Krauss sagt, seine erste Bibel habe er sich im Alter von zwölf Jahren gewünscht. Er habe die eigene Mythologie kennenlernen wollen. Schon als Kind habe er den Glauben immer als etwas Verbindendes erlebt, "die christliche Botschaft ist etwas total Annehmendes", sagt er und fragt: "Warum haben das so wenige Menschen auf dem Schirm?" Er selbst ordnet seine Erziehung als politisch liberal ein, sich selbst als links-charismatisch. Der Wunsch, Pfarrer zu werden, habe sich erst nach dem Abitur entwickelt, ein Bewusstsein für die evangelische Kirche sei aber immer da gewesen. Krauss liebt es, Gott in der Meditation oder der Natur zu erleben, erzählt er. Er bete täglich mehrmals, meist vor den Hauptmahlzeiten, in der Regel leise und für sich. "Ich stehe für eine große Offenheit und dafür, ein bisschen mit dem von oben zu rechnen."

Die Bibel muss nicht belehren, sie darf auch unterhalten

Darf man sich denn als angehender Pfarrer über die Bibel lustig machen?

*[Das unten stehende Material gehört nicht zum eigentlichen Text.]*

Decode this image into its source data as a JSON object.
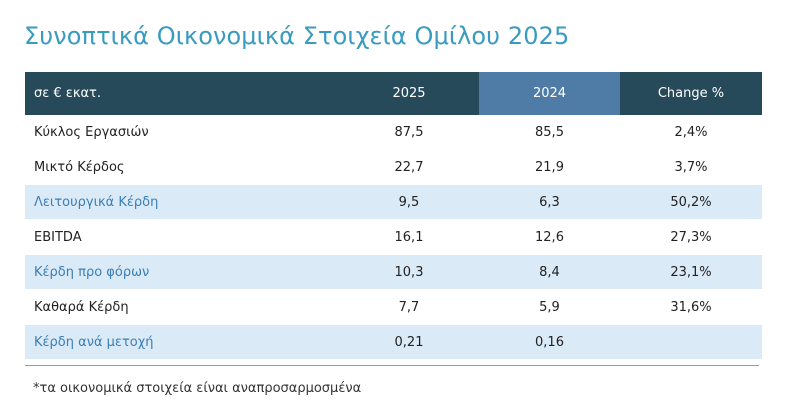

Krauss zuckt die Schultern. "Die Bibel ist das, wo mein Glaube sich rechtfertigen muss." Was die Heilige Schrift heute noch aussagt, in welchen Passagen sie zeitgemäß oder völlig veraltet ist, fragt sich der 31-Jährige. Und wenn er dann eine Passage aus dem Buch Genesis mit einem witzigen Dialog aus Marc-Uwe Klings "Känguru-Chroniken" verknüpfen kann - "ja, warum denn nicht?" Mitunter kommentiert er seine Memes noch mit Sätzen wie "Das war wild damals in Babel" oder "In dem Fall ist ja noch mal alles gut ausgegangen, Abram...". Jahrhunderte alte Inhalte holt er so in die Gegenwart. "Und wenn die Leute dann darüber reden oder auch einfach nur kurz lachen", dann wäre das schön, sagt Krauss. Die Bibel müsse nicht belehren, sie dürfe auch unterhalten.

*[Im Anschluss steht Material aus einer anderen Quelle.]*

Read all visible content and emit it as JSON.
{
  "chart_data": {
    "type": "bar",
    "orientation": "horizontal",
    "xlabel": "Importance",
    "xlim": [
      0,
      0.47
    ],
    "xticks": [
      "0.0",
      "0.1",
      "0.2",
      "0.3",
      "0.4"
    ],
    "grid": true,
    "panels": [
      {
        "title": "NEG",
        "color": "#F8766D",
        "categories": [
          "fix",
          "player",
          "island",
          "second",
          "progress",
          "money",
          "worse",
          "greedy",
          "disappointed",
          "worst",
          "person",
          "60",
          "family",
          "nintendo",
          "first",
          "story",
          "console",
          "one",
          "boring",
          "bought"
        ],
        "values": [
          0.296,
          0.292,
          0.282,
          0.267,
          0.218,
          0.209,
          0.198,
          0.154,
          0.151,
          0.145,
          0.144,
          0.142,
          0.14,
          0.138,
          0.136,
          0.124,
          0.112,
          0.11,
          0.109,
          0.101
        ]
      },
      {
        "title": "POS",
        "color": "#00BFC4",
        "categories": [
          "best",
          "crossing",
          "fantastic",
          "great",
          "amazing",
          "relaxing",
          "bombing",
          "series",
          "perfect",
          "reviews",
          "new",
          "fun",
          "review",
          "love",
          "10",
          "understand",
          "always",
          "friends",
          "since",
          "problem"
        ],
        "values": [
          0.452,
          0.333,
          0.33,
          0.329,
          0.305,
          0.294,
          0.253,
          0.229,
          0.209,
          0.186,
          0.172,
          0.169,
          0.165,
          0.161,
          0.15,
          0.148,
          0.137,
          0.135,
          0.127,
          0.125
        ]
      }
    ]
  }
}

Ob er denn jedes Thema aufbereiten würde? Nein, sagt Krauss. Manche Passagen seien einfach zu "zach", wie er meint, andere wiederum gewaltverherrlichend. Römerbrief, Genesis, Apokalypse und Richterbuch hat er schon bearbeitet. Aktuell hält er sich an den ökumenischen Bibelleseplan. Und wenn ihm dazu mal nichts einfällt, zum Beispiel zu Psalmen? Dann gibt es statt Satire einfach mal Wohlgefühl: ein Bild mit einer positiven Text-Botschaft. "Auch schön."